Phase 3: Attention Mechanisms - In Progress

  • Multi-head attention (MHA)
  • Scaled dot-product attention
  • KV-cache for efficient inference
  • Layer normalization variants

Phase 4: Cross-Platform & ONNX - Planned

  • Linux/macOS WebGPU support
  • ONNX import (PyTorch/TF models)
  • Model quantization (INT8, FP16)
  • Pre-trained model loading

Long-Term: Production Features

  • Training utilities (BatchNorm, Dropout)
  • Distributed training
  • Advanced optimizations
  • Model zoo

See ROADMAP.md for detailed timeline and milestones.


Why Born Will Succeed

1. ✅ Right Time

  • Go generics available (1.18+, mature in 1.25+)
  • Cloud-native deployment critical
  • Python dependency hell is real problem
  • goffi + go-webgpu enabling technologies

2. ✅ Right Problem

Production ML deployment is painful:

  • Complex dependencies
  • Large container images
  • Slow startup times
  • Integration friction

Born solves these problems.

3. ✅ Right Inspiration

Burn (Rust) proved the concept works.
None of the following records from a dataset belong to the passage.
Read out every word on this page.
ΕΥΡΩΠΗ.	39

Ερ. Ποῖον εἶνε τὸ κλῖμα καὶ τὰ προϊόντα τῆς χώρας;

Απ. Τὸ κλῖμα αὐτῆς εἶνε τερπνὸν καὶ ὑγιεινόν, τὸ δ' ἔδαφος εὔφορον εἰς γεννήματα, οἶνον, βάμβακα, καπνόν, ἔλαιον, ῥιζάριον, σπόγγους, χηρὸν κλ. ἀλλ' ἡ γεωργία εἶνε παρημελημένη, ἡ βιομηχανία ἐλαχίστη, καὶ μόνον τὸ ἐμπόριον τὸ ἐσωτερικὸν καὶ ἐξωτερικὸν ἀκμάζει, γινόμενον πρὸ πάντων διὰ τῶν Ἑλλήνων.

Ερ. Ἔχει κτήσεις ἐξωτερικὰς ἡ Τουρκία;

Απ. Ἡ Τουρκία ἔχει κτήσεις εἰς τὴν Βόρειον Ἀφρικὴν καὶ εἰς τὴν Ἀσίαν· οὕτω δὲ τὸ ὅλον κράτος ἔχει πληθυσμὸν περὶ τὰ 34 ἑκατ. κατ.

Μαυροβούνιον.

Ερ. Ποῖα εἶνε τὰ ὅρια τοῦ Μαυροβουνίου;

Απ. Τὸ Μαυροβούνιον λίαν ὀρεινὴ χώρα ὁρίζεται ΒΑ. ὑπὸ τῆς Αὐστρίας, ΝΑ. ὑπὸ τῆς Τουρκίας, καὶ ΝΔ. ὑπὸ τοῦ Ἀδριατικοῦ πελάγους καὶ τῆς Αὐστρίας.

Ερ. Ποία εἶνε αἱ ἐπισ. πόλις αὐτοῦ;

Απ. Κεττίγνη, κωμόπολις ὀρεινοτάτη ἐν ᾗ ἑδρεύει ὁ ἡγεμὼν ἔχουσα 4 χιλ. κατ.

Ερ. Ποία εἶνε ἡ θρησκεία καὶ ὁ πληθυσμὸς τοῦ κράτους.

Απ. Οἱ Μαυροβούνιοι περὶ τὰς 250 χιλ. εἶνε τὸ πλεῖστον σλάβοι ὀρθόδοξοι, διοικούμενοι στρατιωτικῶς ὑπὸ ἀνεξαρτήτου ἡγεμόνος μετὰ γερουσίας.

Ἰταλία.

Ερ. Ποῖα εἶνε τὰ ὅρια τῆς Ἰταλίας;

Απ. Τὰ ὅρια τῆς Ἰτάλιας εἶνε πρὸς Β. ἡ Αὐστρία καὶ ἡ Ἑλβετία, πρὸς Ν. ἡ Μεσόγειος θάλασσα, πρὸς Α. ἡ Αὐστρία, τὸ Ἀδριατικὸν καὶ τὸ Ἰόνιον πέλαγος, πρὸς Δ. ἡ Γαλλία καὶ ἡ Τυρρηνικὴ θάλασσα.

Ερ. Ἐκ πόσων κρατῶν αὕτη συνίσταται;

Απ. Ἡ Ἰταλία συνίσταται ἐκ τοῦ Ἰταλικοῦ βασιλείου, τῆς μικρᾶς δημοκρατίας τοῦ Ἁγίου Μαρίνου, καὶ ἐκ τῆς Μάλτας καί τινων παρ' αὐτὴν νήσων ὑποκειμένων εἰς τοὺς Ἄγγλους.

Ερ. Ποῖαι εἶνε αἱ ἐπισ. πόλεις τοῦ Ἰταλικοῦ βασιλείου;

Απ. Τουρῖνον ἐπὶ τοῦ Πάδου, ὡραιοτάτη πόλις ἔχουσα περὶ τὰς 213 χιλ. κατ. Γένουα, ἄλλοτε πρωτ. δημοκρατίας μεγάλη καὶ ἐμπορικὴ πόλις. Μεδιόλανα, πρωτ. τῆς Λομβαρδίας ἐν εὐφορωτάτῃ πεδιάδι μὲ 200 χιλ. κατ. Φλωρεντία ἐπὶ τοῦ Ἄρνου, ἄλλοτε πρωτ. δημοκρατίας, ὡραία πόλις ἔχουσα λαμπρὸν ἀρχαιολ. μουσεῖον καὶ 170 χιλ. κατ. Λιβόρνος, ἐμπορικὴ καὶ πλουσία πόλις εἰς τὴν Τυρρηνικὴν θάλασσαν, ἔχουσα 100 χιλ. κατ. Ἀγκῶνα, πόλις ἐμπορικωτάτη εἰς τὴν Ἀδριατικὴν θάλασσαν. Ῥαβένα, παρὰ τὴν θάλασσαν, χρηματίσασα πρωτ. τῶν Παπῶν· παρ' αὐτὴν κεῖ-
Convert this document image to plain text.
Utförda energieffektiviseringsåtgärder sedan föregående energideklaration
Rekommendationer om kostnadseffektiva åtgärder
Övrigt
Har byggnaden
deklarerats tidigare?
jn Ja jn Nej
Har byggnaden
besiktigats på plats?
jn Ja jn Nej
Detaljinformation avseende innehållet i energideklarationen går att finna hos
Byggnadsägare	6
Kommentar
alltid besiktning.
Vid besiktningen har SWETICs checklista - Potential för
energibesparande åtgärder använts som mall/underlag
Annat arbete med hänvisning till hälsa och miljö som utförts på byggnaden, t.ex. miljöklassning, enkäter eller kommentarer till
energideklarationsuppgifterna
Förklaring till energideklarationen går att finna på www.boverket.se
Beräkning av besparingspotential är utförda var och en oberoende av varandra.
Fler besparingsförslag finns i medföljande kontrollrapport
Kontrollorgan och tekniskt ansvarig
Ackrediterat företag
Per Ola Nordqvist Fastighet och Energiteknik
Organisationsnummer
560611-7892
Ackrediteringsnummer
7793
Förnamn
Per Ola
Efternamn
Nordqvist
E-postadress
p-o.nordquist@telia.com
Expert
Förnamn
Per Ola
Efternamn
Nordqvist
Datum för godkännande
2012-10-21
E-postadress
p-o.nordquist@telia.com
Born adapts proven patterns for Go ecosystem.

4. ✅ Right Ecosystem

  • Go dominates cloud-native (Kubernetes, Docker, etc.)
  • Microservices architecture (Go's strength)
  • Edge computing growth (IoT, embedded)
  • ML inference > training in production

Vision: Born as De-Facto Standard

Goal: Born becomes the default choice for:

  1. ML deployment in Go ecosystem

    • Every Go service that needs ML uses Born
    • "Train anywhere, deploy Born"
  2. Edge ML inference

    • Low-resource devices
    • Fast startup required
    • Offline inference
  3. ML Systems research

    • Distributed learning
    • Federated ML
    • Production-critical experiments

Not replacing PyTorch for everything - but becoming the standard for production ML in Go.


Contributing to Born Philosophy

When contributing to Born, prioritize:

  1. Production-readiness > Feature count
  2. Type safety > Dynamic flexibility
  3. Zero dependencies > Convenience
  4. Performance > Ease of implementation
  5. Composability > Monolithic design

Every feature must answer: "Does this help production deployment?"

If yes → implement. If no → reconsider.


"Born Production-Ready" - это не слоган, это архитектурный принцип! 🚀